In all hospitals, for a woman to have surgery she must have a negative pregnancy test. This is done to avoid the POTENTIAL risk to an unrecognized pregnancy. I ASSUME that your test was negative at the time of your 4/2009 operation. Any operation SUBSEQUENT to that would NOT be affected by any medications given to you during the surgery NOR by the residual inflammatory fluid in your tissues which is gradually absorbed every day.
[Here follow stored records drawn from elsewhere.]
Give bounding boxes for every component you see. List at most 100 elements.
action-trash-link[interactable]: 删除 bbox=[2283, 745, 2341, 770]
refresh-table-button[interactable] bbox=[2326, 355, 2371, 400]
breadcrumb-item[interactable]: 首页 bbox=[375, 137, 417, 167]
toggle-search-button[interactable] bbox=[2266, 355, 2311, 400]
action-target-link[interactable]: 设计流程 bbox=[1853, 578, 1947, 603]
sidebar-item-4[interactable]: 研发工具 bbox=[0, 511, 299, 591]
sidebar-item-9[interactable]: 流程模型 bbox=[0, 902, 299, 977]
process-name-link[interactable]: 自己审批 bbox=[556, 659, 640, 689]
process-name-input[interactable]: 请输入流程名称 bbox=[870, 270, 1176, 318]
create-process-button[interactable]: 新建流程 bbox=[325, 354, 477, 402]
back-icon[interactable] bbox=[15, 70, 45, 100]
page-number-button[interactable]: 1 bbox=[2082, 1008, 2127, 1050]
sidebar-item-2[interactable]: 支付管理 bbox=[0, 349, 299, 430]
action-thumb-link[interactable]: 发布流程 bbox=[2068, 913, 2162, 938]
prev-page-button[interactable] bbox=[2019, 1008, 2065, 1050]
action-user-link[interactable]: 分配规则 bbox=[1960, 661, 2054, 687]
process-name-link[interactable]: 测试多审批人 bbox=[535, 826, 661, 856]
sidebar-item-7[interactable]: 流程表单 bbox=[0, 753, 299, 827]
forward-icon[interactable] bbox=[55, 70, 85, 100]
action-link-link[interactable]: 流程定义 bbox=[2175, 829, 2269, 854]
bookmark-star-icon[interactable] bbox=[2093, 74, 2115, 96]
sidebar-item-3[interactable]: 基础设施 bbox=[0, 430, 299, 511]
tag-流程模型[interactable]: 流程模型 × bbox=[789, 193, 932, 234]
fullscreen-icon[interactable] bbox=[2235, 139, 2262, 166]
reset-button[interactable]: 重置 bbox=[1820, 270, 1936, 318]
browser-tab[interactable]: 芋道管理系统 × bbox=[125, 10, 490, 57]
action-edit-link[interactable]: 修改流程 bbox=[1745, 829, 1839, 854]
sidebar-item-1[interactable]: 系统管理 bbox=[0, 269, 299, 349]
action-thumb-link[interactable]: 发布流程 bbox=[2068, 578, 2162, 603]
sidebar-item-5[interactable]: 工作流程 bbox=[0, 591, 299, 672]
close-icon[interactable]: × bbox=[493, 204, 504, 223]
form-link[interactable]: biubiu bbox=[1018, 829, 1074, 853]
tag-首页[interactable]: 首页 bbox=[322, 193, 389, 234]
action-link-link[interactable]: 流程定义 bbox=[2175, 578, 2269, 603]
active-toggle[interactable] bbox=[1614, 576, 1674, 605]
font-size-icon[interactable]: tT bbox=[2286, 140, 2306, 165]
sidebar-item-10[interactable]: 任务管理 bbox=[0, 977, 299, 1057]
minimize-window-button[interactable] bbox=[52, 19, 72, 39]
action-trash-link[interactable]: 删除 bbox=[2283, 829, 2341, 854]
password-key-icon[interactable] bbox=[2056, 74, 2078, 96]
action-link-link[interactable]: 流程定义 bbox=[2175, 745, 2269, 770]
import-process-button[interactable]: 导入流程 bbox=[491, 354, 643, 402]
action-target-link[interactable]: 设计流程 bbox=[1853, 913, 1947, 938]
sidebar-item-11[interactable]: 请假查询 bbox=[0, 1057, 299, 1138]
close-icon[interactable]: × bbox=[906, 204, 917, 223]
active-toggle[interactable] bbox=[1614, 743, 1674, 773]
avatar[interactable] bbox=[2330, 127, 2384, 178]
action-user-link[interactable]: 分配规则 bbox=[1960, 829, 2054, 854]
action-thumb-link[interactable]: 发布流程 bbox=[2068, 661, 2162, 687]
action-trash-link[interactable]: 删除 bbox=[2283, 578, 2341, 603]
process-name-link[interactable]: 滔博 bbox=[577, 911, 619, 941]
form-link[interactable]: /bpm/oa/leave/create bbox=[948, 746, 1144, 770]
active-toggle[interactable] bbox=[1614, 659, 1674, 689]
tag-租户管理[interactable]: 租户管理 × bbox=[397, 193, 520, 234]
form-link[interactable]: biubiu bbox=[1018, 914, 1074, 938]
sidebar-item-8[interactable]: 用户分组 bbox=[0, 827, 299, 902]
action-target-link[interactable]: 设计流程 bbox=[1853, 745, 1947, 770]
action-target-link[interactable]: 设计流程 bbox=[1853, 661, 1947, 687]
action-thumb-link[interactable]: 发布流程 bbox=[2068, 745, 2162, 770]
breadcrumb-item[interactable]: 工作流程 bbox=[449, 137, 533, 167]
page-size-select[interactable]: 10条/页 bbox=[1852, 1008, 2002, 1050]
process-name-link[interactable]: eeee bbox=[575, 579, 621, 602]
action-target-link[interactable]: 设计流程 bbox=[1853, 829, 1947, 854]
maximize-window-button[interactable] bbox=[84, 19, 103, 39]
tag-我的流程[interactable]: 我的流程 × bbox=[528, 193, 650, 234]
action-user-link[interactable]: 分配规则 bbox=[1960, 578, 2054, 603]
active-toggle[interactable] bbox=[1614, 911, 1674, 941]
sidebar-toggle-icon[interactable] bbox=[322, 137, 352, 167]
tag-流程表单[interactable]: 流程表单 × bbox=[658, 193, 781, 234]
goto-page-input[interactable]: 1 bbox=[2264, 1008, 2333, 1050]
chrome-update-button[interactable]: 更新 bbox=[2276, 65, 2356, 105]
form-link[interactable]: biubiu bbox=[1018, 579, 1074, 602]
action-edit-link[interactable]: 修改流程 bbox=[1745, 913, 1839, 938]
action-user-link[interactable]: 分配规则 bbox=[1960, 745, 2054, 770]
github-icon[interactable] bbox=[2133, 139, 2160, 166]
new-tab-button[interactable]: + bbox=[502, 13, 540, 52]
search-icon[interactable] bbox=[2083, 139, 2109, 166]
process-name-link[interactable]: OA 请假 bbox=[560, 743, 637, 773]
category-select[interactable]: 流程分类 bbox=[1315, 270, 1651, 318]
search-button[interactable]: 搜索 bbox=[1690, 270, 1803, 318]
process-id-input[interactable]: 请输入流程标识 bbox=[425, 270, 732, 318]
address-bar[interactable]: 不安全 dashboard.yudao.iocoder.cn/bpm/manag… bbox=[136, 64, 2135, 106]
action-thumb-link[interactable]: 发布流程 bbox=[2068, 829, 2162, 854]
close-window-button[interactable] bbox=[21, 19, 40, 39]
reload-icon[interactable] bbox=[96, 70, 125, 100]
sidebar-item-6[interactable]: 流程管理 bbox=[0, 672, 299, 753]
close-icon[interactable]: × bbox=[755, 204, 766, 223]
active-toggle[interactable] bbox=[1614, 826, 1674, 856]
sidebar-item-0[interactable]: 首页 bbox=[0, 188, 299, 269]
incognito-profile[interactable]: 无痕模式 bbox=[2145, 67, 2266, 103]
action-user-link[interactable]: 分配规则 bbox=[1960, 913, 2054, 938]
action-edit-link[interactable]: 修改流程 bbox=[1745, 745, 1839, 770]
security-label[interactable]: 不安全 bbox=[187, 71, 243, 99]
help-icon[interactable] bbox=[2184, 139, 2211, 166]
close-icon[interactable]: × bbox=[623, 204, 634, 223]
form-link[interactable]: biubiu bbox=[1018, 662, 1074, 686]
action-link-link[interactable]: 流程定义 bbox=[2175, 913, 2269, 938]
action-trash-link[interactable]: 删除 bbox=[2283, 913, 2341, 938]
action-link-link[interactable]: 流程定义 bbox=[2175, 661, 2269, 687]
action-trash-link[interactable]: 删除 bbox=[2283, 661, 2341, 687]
To be sure, I would consult with your OB but I really would not worry about it too much.

Dr. P. Aldea

Peter A. Aldea, MD
Memphis Plastic Surgeon
5.0 out of 5 stars 93 reviews

Unknown, but probably not


This is not an area in which there has been a lot of study to base conclusions, but you are probably OK. Certainly have the pregnancy properly evaluated by your Obstetrician.

John P. Di Saia, MD
Orange Plastic Surgeon
5.0 out of 5 stars 24 reviews

These answers are for educational purposes and should not be relied upon as a substitute for medical advice you may receive from your physician. If you have a medical emergency, please call 911. These answers do not constitute or initiate a patient/doctor relationship.